Lawyers and victims of medical malpractice cases won a major victory last week when the Florida Supreme Court declared caps on non-economic damages to be unconstitutional. Reversing one of the major legislative victories of former Governor Jeb Bush, the Court found the caps to be arbitrary and concluded that they did not achieve the intended result of reduced malpractice insurance rates. Additionally, the state’s high court observed that there hasn’t been a crisis in the malpractice insurance market to necessitate any cap on pain and suffering damages. According to the 4-3 decision, the caps primarily affected victims who suffered the most due to medical malpractice.
To clarify, non-economic damages refer to those losses that are intangible, such as a diminished quality of life or a mental disorder that resulted from the injury. Caps on these types of damages therefore do not affect the amount awarded for pecuniary losses, which include medical costs, lost income (present and future) and physical therapy expenses.
The Court’s Words
In the words of the Court, “The caps on noneconomic damages … arbitrarily reduce damage awards for plaintiffs who suffer the most drastic injuries.” The Court continued, “We further conclude that because there is no evidence of a continuing medical malpractice insurance crisis justifying the arbitrary and invidious discrimination between medical malpractice victims, there is no rational relationship between the personal injury noneconomic damage caps … and alleviating this purported crisis.’’
When the initial legislation was first being considered by the state legislature, Bush took it upon himself to call three special sessions to get it passed.
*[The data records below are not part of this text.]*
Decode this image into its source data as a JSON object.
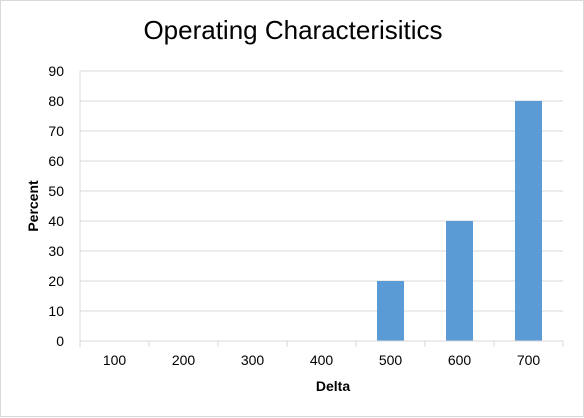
{
  "chart_data": {
    "type": "bar",
    "title": "Operating Characterisitics",
    "xlabel": "Delta",
    "ylabel": "Percent",
    "categories": [
      "100",
      "200",
      "300",
      "400",
      "500",
      "600",
      "700"
    ],
    "values": [
      0,
      0,
      0,
      0,
      20,
      40,
      80
    ],
    "ylim": [
      0,
      90
    ],
    "yticks": [
      0,
      10,
      20,
      30,
      40,
      50,
      60,
      70,
      80,
      90
    ],
    "grid": true,
    "legend": "none",
    "bar_color": "#5b9bd5",
    "grid_color": "#d9d9d9"
  }
}
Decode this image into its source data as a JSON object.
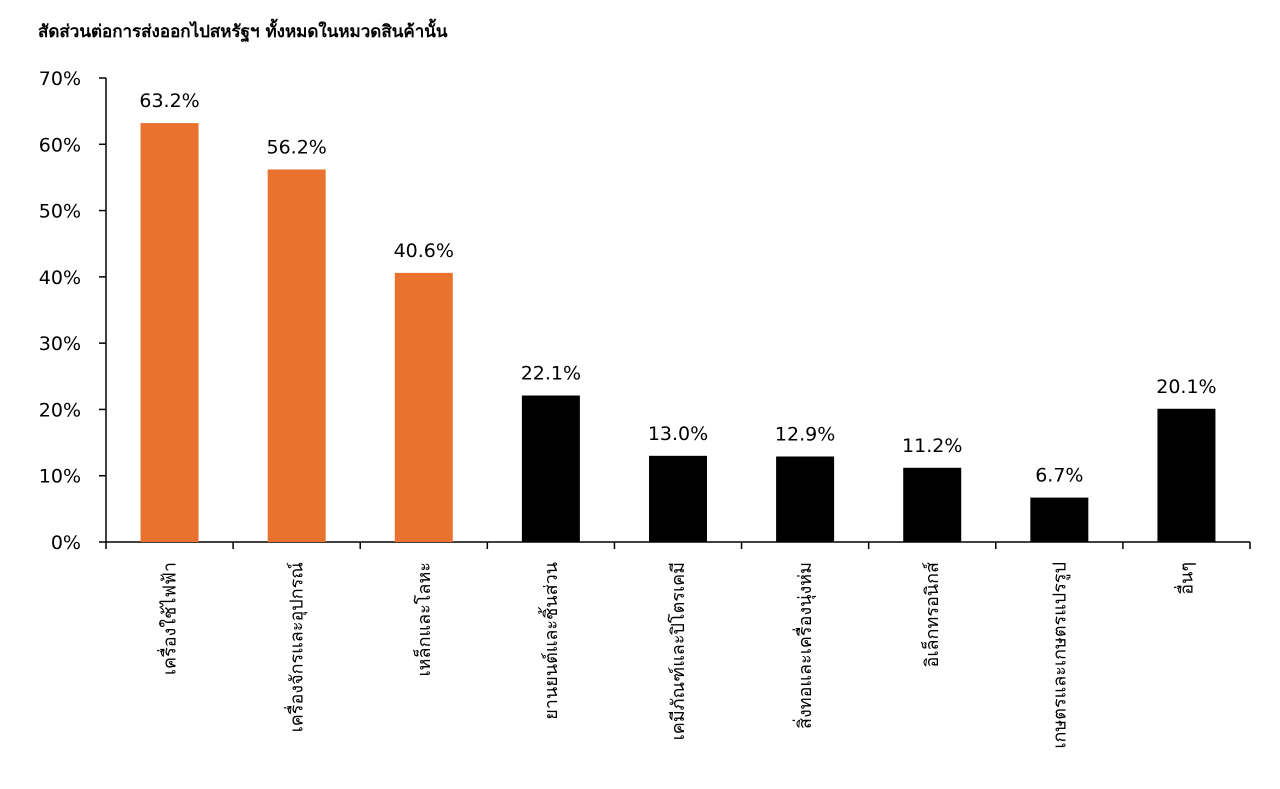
{
  "chart_data": {
    "type": "bar",
    "title": "สัดส่วนต่อการส่งออกไปสหรัฐฯ ทั้งหมดในหมวดสินค้านั้น",
    "xlabel": "",
    "ylabel": "",
    "categories": [
      "เครื่องใช้ไฟฟ้า",
      "เครื่องจักรและอุปกรณ์",
      "เหล็กและโลหะ",
      "ยานยนต์และชิ้นส่วน",
      "เคมีภัณฑ์และปิโตรเคมี",
      "สิ่งทอและเครื่องนุ่งห่ม",
      "อิเล็กทรอนิกส์",
      "เกษตรและเกษตรแปรรูป",
      "อื่นๆ"
    ],
    "values": [
      63.2,
      56.2,
      40.6,
      22.1,
      13.0,
      12.9,
      11.2,
      6.7,
      20.1
    ],
    "data_labels": [
      "63.2%",
      "56.2%",
      "40.6%",
      "22.1%",
      "13.0%",
      "12.9%",
      "11.2%",
      "6.7%",
      "20.1%"
    ],
    "bar_colors": [
      "#E8722E",
      "#E8722E",
      "#E8722E",
      "#000000",
      "#000000",
      "#000000",
      "#000000",
      "#000000",
      "#000000"
    ],
    "ylim": [
      0,
      70
    ],
    "yticks": [
      "0%",
      "10%",
      "20%",
      "30%",
      "40%",
      "50%",
      "60%",
      "70%"
    ],
    "grid": false,
    "legend": "none"
  }
}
Once passed, the law (766.118) effectively limited non-economic (or pain and suffering) damages to a maximum of $500,000 unless two conditions were met: If the cap caused “a manifest injustice” or if the defendant caused a “catastrophic injury to the patient” then the award could be increased to a maximum of $1 million. But now, thanks to the Court’s decision, these caps have been lifted.
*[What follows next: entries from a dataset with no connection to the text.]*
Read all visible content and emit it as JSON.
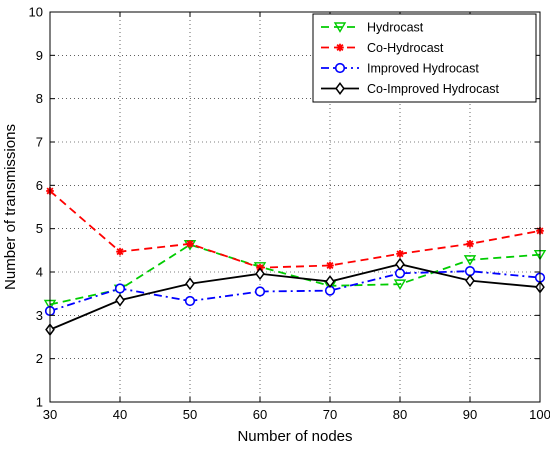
{
  "chart_data": {
    "type": "line",
    "title": "",
    "xlabel": "Number of nodes",
    "ylabel": "Number of transmissions",
    "x": [
      30,
      40,
      50,
      60,
      70,
      80,
      90,
      100
    ],
    "xlim": [
      30,
      100
    ],
    "ylim": [
      1,
      10
    ],
    "xticks": [
      "30",
      "40",
      "50",
      "60",
      "70",
      "80",
      "90",
      "100"
    ],
    "yticks": [
      "1",
      "2",
      "3",
      "4",
      "5",
      "6",
      "7",
      "8",
      "9",
      "10"
    ],
    "grid": true,
    "legend_position": "top-right",
    "series": [
      {
        "name": "Hydrocast",
        "values": [
          3.25,
          3.6,
          4.63,
          4.12,
          3.68,
          3.72,
          4.28,
          4.4
        ],
        "color": "#00cc00",
        "dash": "dashed",
        "marker": "triangle-down"
      },
      {
        "name": "Co-Hydrocast",
        "values": [
          5.87,
          4.47,
          4.65,
          4.1,
          4.15,
          4.42,
          4.65,
          4.95
        ],
        "color": "#ff0000",
        "dash": "dashed",
        "marker": "asterisk"
      },
      {
        "name": "Improved Hydrocast",
        "values": [
          3.1,
          3.62,
          3.33,
          3.55,
          3.57,
          3.97,
          4.02,
          3.87
        ],
        "color": "#0000ff",
        "dash": "dashdot",
        "marker": "circle"
      },
      {
        "name": "Co-Improved Hydrocast",
        "values": [
          2.67,
          3.35,
          3.73,
          3.96,
          3.78,
          4.18,
          3.8,
          3.65
        ],
        "color": "#000000",
        "dash": "solid",
        "marker": "diamond"
      }
    ]
  }
}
The Court considered the case of Susan Kalitan who suffered damage to her esophagus due to an unchecked mistake by the anesthesiologist during intubation. The anesthesiologist, unaware that a tube had perforated the patient’s esophagus, gave Kalitan drugs for the pain and discharged her. In the following days, a neighbor discovered Kalitan unconscious in her home. She was rushed to the hospital where doctors mended her ruptured esophagus. The plaintiff testified that she continued to experience pain throughout the upper part of her body and that she lost independence due to the injuries. Additionally, according to the Court’s dossier, she claimed she suffered from mental disorders “as a result of the traumatic incident.”
Initially, Kalitan was awarded a total of $4 million, but in accordance with statute (766.118), the total was diminished by a lower court to about $3.3 million. Part of the $3.3 million reduction was a $100,000 cap on the hospital’s liability, as per § 768.28, Fla. Stat. (2007).
Kalitan’s lawyer, Nichole Segal said, “She suffered mentally and will for the rest of her life.” She added, “She has issues raising her arms and going through the motions of daily life.” Ms. Segal continued, saying “this will affect every single person who brings a medical negligence case.”
Of course, this decision will not have any effect on other states enforcing similar caps. For instance, Michigan’s cap on non-economic damages in medical malpractice cases is currently set at $444,900 and it will stay that way until a court deems it unconstitutional. Other states that have declared caps unconstitutional include: Georgia, Missouri, Illinois, New Hampshire, Oregon, Utah, Washington and Alabama. Sadly, even more states have persisted in their enforcement of caps despite constitutional challenges. Right now, about 30 states have some type of cap in place for non-economic damages.
In closing, as suggested by Ms. Segal, this decision will have a positive effect on the outcomes of future medical malpractice cases in Florida because victims can now receive the just compensation they deserve.